Cablevision Systems is seeking to trump the recording capabilities of its top competitors with the launch of an upgraded and rebranded network digital video recorder product that can record 10 shows at once — more than double the number its original offering could handle.

The new service, rechristened “Optimum Multi- Room DVR,” also adds storage and, at $12.95 per month, will cost a little more than “DVR Plus,” the service Cablevision first rolled out in the Bronx, N.Y., in January 2011.

In addition to the more-generous recording capabilities, the new DVR service expands storage to 75 hours of high-definition programming or more than 300 hours of standard-definition programming. By comparison, the $10.95 DVR Plus product allows users to store just 100 hours of SD content or 25 hours of HD video, and has the ability to record up to four shows at the same time.

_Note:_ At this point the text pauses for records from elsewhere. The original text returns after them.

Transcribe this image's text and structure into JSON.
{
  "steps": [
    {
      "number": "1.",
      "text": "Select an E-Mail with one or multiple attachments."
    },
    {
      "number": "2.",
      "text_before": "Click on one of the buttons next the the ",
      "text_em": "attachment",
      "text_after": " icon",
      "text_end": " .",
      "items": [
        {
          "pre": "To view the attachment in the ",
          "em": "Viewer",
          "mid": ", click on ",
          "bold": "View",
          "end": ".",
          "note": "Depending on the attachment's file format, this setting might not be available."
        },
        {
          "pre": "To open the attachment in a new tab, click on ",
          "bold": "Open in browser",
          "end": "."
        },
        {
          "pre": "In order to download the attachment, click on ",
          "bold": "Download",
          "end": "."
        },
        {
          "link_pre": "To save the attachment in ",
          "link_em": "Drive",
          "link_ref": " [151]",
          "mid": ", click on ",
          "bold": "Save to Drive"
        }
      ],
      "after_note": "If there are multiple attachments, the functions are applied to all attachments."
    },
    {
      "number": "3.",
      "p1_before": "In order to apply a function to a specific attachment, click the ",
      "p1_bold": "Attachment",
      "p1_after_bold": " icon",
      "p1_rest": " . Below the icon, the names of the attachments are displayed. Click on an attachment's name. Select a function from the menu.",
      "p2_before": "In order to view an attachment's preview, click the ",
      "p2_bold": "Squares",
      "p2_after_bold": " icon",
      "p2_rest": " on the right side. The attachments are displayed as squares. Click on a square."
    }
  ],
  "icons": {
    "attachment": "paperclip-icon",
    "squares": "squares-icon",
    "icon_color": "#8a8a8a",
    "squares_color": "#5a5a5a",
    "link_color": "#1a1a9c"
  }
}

The Optimum Multi-Room DVR service offers many features that are found in more traditional multiroom DVR setups that rely on local storage and coax-based high-speed networking systems. For example, it supports a 15-minute live-TV buffer and the ability to set up full-season recordings. It also gives customers the ability to manage and schedule recordings remotely via the Optimum App for iOS- and Android-powered tablets and smartphones.

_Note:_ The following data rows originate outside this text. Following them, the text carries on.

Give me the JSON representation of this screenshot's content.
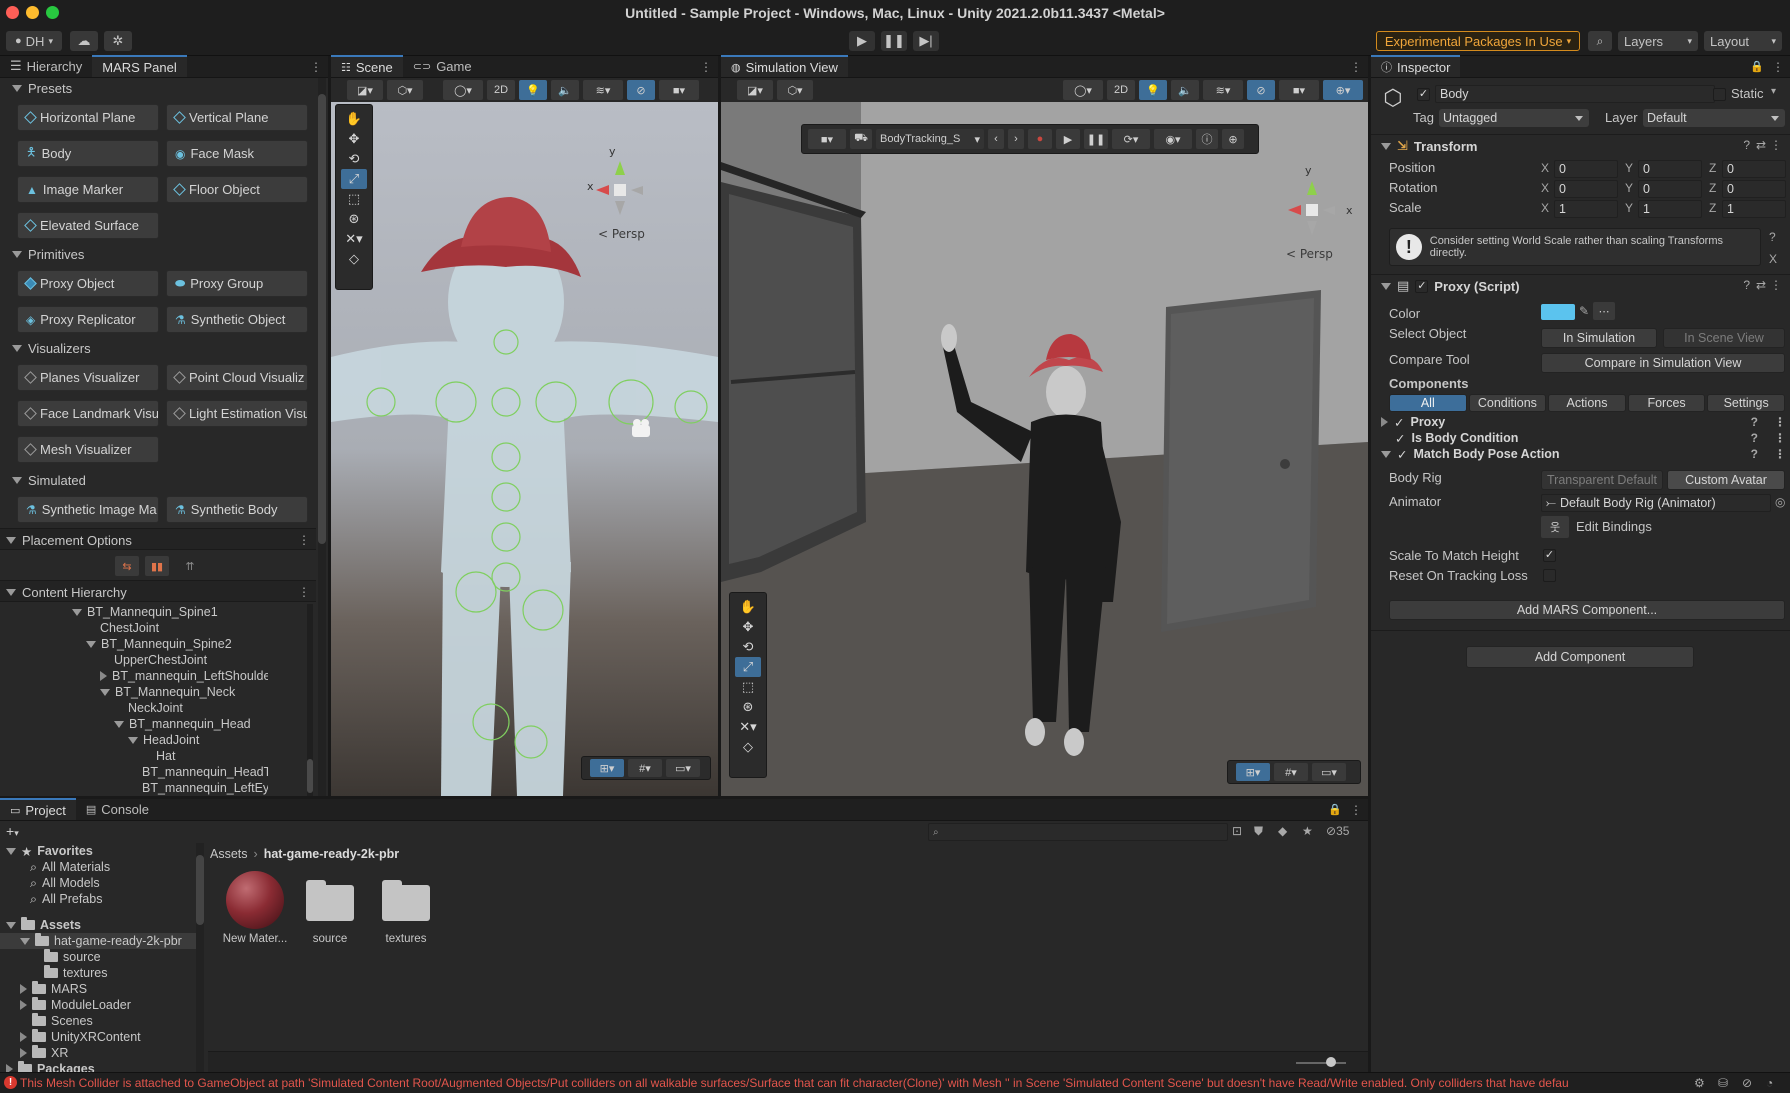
{
  "window": {
    "title": "Untitled - Sample Project - Windows, Mac, Linux - Unity 2021.2.0b11.3437 <Metal>"
  },
  "toolbar": {
    "account": "DH",
    "experimental": "Experimental Packages In Use",
    "layers": "Layers",
    "layout": "Layout"
  },
  "left": {
    "tabs": [
      "Hierarchy",
      "MARS Panel"
    ],
    "presets_label": "Presets",
    "presets": [
      "Horizontal Plane",
      "Vertical Plane",
      "Body",
      "Face Mask",
      "Image Marker",
      "Floor Object",
      "Elevated Surface"
    ],
    "primitives_label": "Primitives",
    "primitives": [
      "Proxy Object",
      "Proxy Group",
      "Proxy Replicator",
      "Synthetic Object"
    ],
    "visualizers_label": "Visualizers",
    "visualizers": [
      "Planes Visualizer",
      "Point Cloud Visualiz",
      "Face Landmark Visu",
      "Light Estimation Visu",
      "Mesh Visualizer"
    ],
    "simulated_label": "Simulated",
    "simulated": [
      "Synthetic Image Ma",
      "Synthetic Body"
    ],
    "placement_label": "Placement Options",
    "content_label": "Content Hierarchy",
    "tree": [
      "BT_Mannequin_Spine1",
      "ChestJoint",
      "BT_Mannequin_Spine2",
      "UpperChestJoint",
      "BT_mannequin_LeftShoulde",
      "BT_Mannequin_Neck",
      "NeckJoint",
      "BT_mannequin_Head",
      "HeadJoint",
      "Hat",
      "BT_mannequin_HeadT",
      "BT_mannequin_LeftEy"
    ]
  },
  "scene": {
    "tabs": [
      "Scene",
      "Game"
    ],
    "mode_2d": "2D",
    "persp": "< Persp",
    "axis_y": "y",
    "axis_x": "x"
  },
  "sim": {
    "tab": "Simulation View",
    "mode_2d": "2D",
    "persp": "< Persp",
    "session": "BodyTracking_S",
    "axis_y": "y",
    "axis_x": "x"
  },
  "inspector": {
    "tab": "Inspector",
    "object_name": "Body",
    "static": "Static",
    "tag_label": "Tag",
    "tag_value": "Untagged",
    "layer_label": "Layer",
    "layer_value": "Default",
    "transform": {
      "title": "Transform",
      "rows": [
        {
          "label": "Position",
          "x": "0",
          "y": "0",
          "z": "0"
        },
        {
          "label": "Rotation",
          "x": "0",
          "y": "0",
          "z": "0"
        },
        {
          "label": "Scale",
          "x": "1",
          "y": "1",
          "z": "1"
        }
      ],
      "warning": "Consider setting World Scale rather than scaling Transforms directly."
    },
    "proxy": {
      "title": "Proxy (Script)",
      "color_label": "Color",
      "color": "#5bc3ee",
      "select_label": "Select Object",
      "in_sim": "In Simulation",
      "in_scene": "In Scene View",
      "compare_label": "Compare Tool",
      "compare_btn": "Compare in Simulation View",
      "components_label": "Components",
      "filter_tabs": [
        "All",
        "Conditions",
        "Actions",
        "Forces",
        "Settings"
      ],
      "items": [
        "Proxy",
        "Is Body Condition",
        "Match Body Pose Action"
      ],
      "body_rig_label": "Body Rig",
      "transparent_default": "Transparent Default",
      "custom_avatar": "Custom Avatar",
      "animator_label": "Animator",
      "animator_value": "Default Body Rig (Animator)",
      "edit_bindings": "Edit Bindings",
      "scale_match": "Scale To Match Height",
      "reset_loss": "Reset On Tracking Loss",
      "add_mars": "Add MARS Component...",
      "add_component": "Add Component"
    }
  },
  "project": {
    "tabs": [
      "Project",
      "Console"
    ],
    "count": "35",
    "favorites_label": "Favorites",
    "favorites": [
      "All Materials",
      "All Models",
      "All Prefabs"
    ],
    "assets_label": "Assets",
    "assets_tree": [
      "hat-game-ready-2k-pbr",
      "source",
      "textures",
      "MARS",
      "ModuleLoader",
      "Scenes",
      "UnityXRContent",
      "XR"
    ],
    "packages_label": "Packages",
    "breadcrumb": [
      "Assets",
      "hat-game-ready-2k-pbr"
    ],
    "files": [
      "New Mater...",
      "source",
      "textures"
    ]
  },
  "status": {
    "message": "This Mesh Collider is attached to GameObject at path 'Simulated Content Root/Augmented Objects/Put colliders on all walkable surfaces/Surface that can fit character(Clone)' with Mesh '' in Scene 'Simulated Content Scene' but doesn't have Read/Write enabled. Only colliders that have defau"
  }
}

Cablevision will apparently use the expanded recording capabilities as a marketing ploy against competitors that offer multiroom DVR with home-bound storage. “Customers can record 10 shows at once, more than FiOS and DirecTV combined, with hundreds of hours of storage for their favorite shows,” Cablevision vice president of video product management Bradley Feldman said in a statement released last week. That’s a message Cablevision is echoing in marketing materials touting the new product.

DirecTV’s new Genie DVR is capable of recording five shows at the same time, a feature that the satellite-TV giant has been using to poke fun at the more limited capabilities of many MSOsupplied DVRs that don’t always supply enough tuners to avoid recording conflicts.

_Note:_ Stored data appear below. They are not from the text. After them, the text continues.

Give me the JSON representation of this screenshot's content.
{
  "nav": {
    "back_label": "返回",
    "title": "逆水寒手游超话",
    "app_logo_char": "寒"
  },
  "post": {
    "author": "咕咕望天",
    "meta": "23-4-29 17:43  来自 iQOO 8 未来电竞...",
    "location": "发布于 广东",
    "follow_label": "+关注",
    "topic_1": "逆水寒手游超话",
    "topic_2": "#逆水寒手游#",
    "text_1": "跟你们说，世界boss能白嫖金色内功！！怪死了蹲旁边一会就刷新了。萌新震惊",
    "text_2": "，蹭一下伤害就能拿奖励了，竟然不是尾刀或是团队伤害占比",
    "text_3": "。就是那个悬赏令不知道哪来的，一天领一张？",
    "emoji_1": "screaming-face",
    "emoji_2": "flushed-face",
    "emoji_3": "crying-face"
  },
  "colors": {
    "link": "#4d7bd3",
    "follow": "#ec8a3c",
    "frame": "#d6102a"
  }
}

The bigger, badder version of Cablevision’s cloud DVR is coming into focus as the MSO rolls out its network DVR product across the majority of its footprint in New York, Connecticut and New Jersey. The only Cablevision market currently without access to it is Hamilton, N.J.

In May, during the MSO’s first-quarter earnings call, president of Optimum Services Kristin Dolan said more than 300,000 Cablevision customers subscribe to the MSO’s original DVR Plus package.

CableCard-based devices and eSATA drives are not compatible with Cablevision’s Multi-Room DVR product. The MSO, which has deployed a downloadable conditional access system, has selected Humax and Samsung to develop a next-generation “Future Services Portal” set-top that will focus on cloud-based services and apps, including the MSO’s network-based DVR and an advanced user interface.

For now, recordings made to Cablevision’s networkbased DVR are accessible only on set-tops, but the trend is toward more device agility.

Comcast, for example, is testing a Cloud DVR service in Philadelphia and Boston that will play back recordings in the home on set-tops, tablets, smartphones and other devices outfitted with “X2,” an updated version of the MSO’s video interface/operating system, which Comcast is expected to begin deploying this fall.

TAKEAWAY

Cablevision is seeking a competitive advantage with its new cloud-based DVR that can record as many as 10 shows at once.